Her mechanical lung gave one final wheeze and stopped. The silence was immediate and terrible.
"Nahara?" Sabaku gripped her hand tighter. "Nahara!"
But her biological systems, without mechanical support, were failing rapidly. Her eyes opened one last time, focusing on something past Sabaku's shoulder—the horizon, or memory, or nothing.
"Maybe your deserts weren't so far away after all," she whispered.
Then she was gone.
Sabaku held her hand as her body cooled, as the mechanical components stopped their humming, as the flesh that remained released its tension. He held her through the afternoon heat, through the sun's slow descent, through the cooling of evening.
And as darkness fell, something impossible happened.
Nahara's body began to dissolve. Not rotting—dissolving. Skin and metal both transforming into fine particles that caught the twilight like glitter. The process was gradual, gentle, as if the desert was being careful with her. Respectful.
Sabaku watched through tears as she became dust, as the wind caught her particles and scattered them across the sand. He wanted to stop it, to preserve her, but knew that would be violation. She'd asked for normal death. This was the desert's version of normal.
When the dissolution was complete, nothing remained of Nahara but impressions in the sand where her body had rested.
And from that impression, something grew.
A flower. Small and white and impossibly delicate. A lotus, blooming in sand that should have killed it immediately. Its petals caught starlight, reflecting it back in ways that suggested bioluminescence or magic or simple beauty that refused to acknowledge impossibility.
Sabaku stared at it, understanding blooming alongside the flower: The desert didn't just remember. It transformed. Took what died and made something new. Not resurrection. Not the forced fusion of the Heart Eater. But genuine transformation. Death into life. Metal and flesh into living bloom.
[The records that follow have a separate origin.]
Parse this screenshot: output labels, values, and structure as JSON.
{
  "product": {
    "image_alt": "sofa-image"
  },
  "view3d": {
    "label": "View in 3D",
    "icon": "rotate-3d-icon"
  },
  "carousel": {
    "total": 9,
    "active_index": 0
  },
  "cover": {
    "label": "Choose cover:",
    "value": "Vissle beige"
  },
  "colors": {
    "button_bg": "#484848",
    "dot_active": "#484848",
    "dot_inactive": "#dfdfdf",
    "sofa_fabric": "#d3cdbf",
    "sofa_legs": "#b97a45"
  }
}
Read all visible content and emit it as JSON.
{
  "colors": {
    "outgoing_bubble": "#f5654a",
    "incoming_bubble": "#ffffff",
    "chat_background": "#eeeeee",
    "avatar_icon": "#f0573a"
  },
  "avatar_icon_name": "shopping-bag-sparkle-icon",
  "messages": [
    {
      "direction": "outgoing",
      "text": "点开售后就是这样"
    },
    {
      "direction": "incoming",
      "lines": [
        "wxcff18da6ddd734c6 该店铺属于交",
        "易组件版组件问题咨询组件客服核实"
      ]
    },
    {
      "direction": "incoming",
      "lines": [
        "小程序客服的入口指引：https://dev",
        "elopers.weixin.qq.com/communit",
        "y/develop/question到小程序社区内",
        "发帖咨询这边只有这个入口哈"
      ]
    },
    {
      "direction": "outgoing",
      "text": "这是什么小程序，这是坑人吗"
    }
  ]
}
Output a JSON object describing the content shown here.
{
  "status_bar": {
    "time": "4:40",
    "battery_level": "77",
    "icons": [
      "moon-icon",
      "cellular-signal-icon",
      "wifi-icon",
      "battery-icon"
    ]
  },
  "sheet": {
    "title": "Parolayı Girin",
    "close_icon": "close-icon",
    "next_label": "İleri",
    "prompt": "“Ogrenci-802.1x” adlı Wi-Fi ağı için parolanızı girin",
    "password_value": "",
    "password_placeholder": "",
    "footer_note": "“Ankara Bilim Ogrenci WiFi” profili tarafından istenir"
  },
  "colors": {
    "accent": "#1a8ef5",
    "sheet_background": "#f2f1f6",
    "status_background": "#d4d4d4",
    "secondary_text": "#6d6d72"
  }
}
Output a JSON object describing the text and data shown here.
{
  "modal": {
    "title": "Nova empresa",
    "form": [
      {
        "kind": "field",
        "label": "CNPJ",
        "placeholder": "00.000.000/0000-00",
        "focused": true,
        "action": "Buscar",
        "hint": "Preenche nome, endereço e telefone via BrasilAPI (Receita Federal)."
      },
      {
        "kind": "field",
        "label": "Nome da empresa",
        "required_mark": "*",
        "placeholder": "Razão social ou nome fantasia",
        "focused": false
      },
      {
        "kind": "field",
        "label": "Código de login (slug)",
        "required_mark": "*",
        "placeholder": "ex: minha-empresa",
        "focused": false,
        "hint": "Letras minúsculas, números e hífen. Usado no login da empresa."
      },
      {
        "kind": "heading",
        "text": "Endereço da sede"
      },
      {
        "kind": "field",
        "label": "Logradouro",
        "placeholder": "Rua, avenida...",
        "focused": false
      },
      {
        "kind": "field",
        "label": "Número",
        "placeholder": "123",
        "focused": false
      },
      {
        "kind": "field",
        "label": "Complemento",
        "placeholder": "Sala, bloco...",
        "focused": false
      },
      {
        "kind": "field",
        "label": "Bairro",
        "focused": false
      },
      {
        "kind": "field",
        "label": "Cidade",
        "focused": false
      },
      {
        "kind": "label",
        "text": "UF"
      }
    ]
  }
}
He reached out, touching one petal with gentle reverence. It was warm, retaining heat from Nahara's body, from the sun that had killed her. But alive. Undeniably alive.
"Thank you," he whispered. To Nahara. To the desert. To whatever force had made a kid from Tokyo and a child from sand meet and matter to each other. "Thank you for teaching me. For staying. For being real when everything else felt like nightmare."
The lotus swayed in wind that shouldn't exist, as if nodding acknowledgment.
Sabaku sat beside it through the night, keeping vigil for the friend who had become flower, watching stars wheel overhead in patterns that Earth's sky had forgotten.
And when dawn came, painting the desert in golds and reds that Nahara would never see, he stood. Picked up his pack. Took one last look at the white lotus blooming against all logic.
Then he walked. Toward the Temple of Inverse Shadows. Toward Tefra and her army. Toward the choice that would define or destroy him. Three days remained. But he walked alone now. The desert remembered Nahara. And so would he.